‘He brought her smooth pebbles and winding shells, such things that girls love’
Pygmalion, Ovid’s Metamorphoses
I always found this line charmingly stupid.
But I can’t deny it, I do have a particular affinity for both those objects. Our seaside holiday cottages would end up with piles of shells, stones, smoothed glass and the occasional crab shell (and once a dried starfish-what a find!) pilled up by the front step. Disappointment as the trinkets lost their gleam in the suns heat. Here on the Black Isle I’ve added heaps of sun bleached animal bones to that pile, and the organic shapes and patterns of the ore flecked stones, the pearly shell interiors and curve of the sheep’s spinal bone have been the inspiration for some smaller ceramic pieces. My mood lifted the moment I plunged my hands into the wet clay. After a week of playing with paint, waiting for my sculptural materials to arrive (no I wasn’t dragging 20kilos of clay up on the train) I’m delighted to work the soft pliable material in my hands.

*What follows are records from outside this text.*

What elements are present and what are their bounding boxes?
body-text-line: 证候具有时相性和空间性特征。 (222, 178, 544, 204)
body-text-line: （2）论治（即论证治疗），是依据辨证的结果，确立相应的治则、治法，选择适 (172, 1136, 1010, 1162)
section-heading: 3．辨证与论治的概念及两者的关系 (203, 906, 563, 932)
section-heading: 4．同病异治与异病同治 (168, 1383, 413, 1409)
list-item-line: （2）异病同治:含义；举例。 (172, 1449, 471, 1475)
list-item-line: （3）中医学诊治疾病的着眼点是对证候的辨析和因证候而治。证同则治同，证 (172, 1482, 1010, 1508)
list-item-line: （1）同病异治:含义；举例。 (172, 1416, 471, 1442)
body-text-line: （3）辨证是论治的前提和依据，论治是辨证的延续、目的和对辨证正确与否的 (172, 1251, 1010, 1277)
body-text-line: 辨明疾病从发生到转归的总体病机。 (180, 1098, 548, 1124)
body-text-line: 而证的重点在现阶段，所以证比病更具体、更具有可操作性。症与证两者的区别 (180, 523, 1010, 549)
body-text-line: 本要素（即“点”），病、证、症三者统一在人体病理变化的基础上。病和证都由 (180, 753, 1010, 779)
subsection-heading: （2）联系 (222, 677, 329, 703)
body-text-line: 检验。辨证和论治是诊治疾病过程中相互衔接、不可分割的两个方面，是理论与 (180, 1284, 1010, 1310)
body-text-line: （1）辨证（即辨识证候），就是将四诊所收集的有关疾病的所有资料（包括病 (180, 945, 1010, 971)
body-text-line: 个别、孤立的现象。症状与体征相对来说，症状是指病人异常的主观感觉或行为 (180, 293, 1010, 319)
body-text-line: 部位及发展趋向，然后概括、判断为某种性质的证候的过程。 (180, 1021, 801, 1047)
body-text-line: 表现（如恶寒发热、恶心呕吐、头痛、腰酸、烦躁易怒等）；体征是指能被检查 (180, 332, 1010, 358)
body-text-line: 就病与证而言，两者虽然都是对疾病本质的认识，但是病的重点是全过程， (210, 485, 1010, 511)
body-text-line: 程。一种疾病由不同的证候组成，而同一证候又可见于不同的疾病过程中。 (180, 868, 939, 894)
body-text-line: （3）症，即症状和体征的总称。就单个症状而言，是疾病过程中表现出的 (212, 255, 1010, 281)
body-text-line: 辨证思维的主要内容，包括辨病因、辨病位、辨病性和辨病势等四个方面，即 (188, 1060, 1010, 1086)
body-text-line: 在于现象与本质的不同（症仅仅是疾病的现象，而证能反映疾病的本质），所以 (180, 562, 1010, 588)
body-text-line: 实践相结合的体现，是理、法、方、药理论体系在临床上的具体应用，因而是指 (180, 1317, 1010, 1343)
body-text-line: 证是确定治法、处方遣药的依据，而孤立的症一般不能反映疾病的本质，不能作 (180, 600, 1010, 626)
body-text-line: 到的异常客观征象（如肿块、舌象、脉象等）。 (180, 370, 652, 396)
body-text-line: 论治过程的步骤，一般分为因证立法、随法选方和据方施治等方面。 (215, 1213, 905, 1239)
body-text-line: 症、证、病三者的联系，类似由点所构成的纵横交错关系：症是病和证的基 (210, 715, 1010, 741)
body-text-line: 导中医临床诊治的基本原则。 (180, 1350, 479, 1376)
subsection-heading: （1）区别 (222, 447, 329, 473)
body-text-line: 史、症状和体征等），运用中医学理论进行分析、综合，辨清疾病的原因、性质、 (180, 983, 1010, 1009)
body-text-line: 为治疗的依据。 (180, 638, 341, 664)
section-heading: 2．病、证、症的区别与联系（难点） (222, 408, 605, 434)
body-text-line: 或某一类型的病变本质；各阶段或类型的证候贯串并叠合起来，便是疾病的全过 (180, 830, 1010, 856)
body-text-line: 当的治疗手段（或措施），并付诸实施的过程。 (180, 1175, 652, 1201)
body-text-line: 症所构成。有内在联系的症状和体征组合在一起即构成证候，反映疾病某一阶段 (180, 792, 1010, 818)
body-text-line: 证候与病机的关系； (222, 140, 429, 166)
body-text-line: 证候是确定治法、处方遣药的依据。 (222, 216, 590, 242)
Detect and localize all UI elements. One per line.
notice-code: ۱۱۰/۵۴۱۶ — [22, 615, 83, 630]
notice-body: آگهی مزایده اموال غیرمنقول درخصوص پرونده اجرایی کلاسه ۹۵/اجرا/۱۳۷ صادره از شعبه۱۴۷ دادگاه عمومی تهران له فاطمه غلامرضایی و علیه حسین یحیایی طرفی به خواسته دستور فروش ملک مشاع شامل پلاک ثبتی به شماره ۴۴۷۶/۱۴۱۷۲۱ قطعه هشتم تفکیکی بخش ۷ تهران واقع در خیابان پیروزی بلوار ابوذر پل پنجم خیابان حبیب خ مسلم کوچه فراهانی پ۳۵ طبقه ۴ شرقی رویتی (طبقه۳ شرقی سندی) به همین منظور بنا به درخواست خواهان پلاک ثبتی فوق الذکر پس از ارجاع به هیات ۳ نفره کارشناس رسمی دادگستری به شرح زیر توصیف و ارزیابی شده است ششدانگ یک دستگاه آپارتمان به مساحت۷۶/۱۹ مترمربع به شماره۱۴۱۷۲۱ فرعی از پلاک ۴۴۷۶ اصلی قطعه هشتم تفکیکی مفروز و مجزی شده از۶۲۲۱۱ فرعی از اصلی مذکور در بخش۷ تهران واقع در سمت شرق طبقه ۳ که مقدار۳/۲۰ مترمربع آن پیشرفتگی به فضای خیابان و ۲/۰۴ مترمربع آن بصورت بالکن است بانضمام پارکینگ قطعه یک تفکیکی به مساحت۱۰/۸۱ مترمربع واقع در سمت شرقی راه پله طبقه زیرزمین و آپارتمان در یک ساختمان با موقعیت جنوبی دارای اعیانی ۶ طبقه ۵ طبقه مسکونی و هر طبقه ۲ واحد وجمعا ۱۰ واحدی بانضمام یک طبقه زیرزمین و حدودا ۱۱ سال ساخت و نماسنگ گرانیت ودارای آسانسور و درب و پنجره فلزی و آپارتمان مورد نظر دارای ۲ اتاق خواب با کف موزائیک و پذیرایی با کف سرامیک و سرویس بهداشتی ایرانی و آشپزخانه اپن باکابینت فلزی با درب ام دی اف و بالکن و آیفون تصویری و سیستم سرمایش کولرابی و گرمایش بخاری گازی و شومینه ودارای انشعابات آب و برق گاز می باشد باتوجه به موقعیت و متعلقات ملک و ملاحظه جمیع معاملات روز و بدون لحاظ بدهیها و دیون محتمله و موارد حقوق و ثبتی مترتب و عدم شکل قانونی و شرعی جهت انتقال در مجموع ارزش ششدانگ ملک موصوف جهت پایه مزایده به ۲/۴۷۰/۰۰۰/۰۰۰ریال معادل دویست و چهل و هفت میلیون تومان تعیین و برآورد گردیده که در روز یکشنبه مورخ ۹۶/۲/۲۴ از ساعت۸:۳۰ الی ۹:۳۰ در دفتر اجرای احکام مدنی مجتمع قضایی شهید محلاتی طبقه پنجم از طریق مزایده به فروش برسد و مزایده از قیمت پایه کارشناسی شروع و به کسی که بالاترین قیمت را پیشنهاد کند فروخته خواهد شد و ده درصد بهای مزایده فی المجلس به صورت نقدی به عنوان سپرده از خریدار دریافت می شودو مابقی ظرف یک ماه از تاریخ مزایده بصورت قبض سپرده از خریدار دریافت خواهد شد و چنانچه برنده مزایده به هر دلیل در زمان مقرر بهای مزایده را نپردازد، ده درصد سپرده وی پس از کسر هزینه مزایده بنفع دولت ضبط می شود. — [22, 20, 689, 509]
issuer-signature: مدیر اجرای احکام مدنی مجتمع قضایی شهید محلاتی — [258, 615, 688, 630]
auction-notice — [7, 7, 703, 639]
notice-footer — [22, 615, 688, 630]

My highland studio is getting cluttered, messy and it’s the way I like it. Paintings are drying on every inch of floor, slightly dryer paintings propped up around the perimeter, I need to dodge the frangible clay work balanced on stools as I duck beneath them to sit on the flag stone floor, chopping out more stencils and cut outs for collage. I’m busy. And it feels good.
What’s been a happy surprise it how strongly influenced my work is by what I experienced and encountered in Firenze. Although I arrived here, ideas of the she-wolf firmly nestled in my mind, a thought perhaps seeded in my Florentine address at Bonfazio Lupi street, which I generously translated as ‘bonny faced wolves’, politely ignoring the reference to the 14th century Italian politician of the same name. The She-Wolf brain child grew as I fed it flickering TV images of scantily clad female chat show hosts, shrines to the blessed Virgin Mary, readings of Dante’s Inferno and statues of the Capitoline Wolf. I talked about this more in previous blogs (is there a way to link directly back or do we just scroll down?)
…… Although I arrived here with the idea of the she-wolf in mind, I’ve been surprised to see many other elements from my Florentine days inspiring and stimulating my current practice. Here in the Black Isle the gardens of the Pitti Palace (that disused fountain, off the well trodden path), the Specola and the graffiti that embellished the side streets and the universities is seeping into my studio work. The vivid colours of the crystal exhibition, the vines reclaiming the ruins and that colossal bone collection permeates the new work.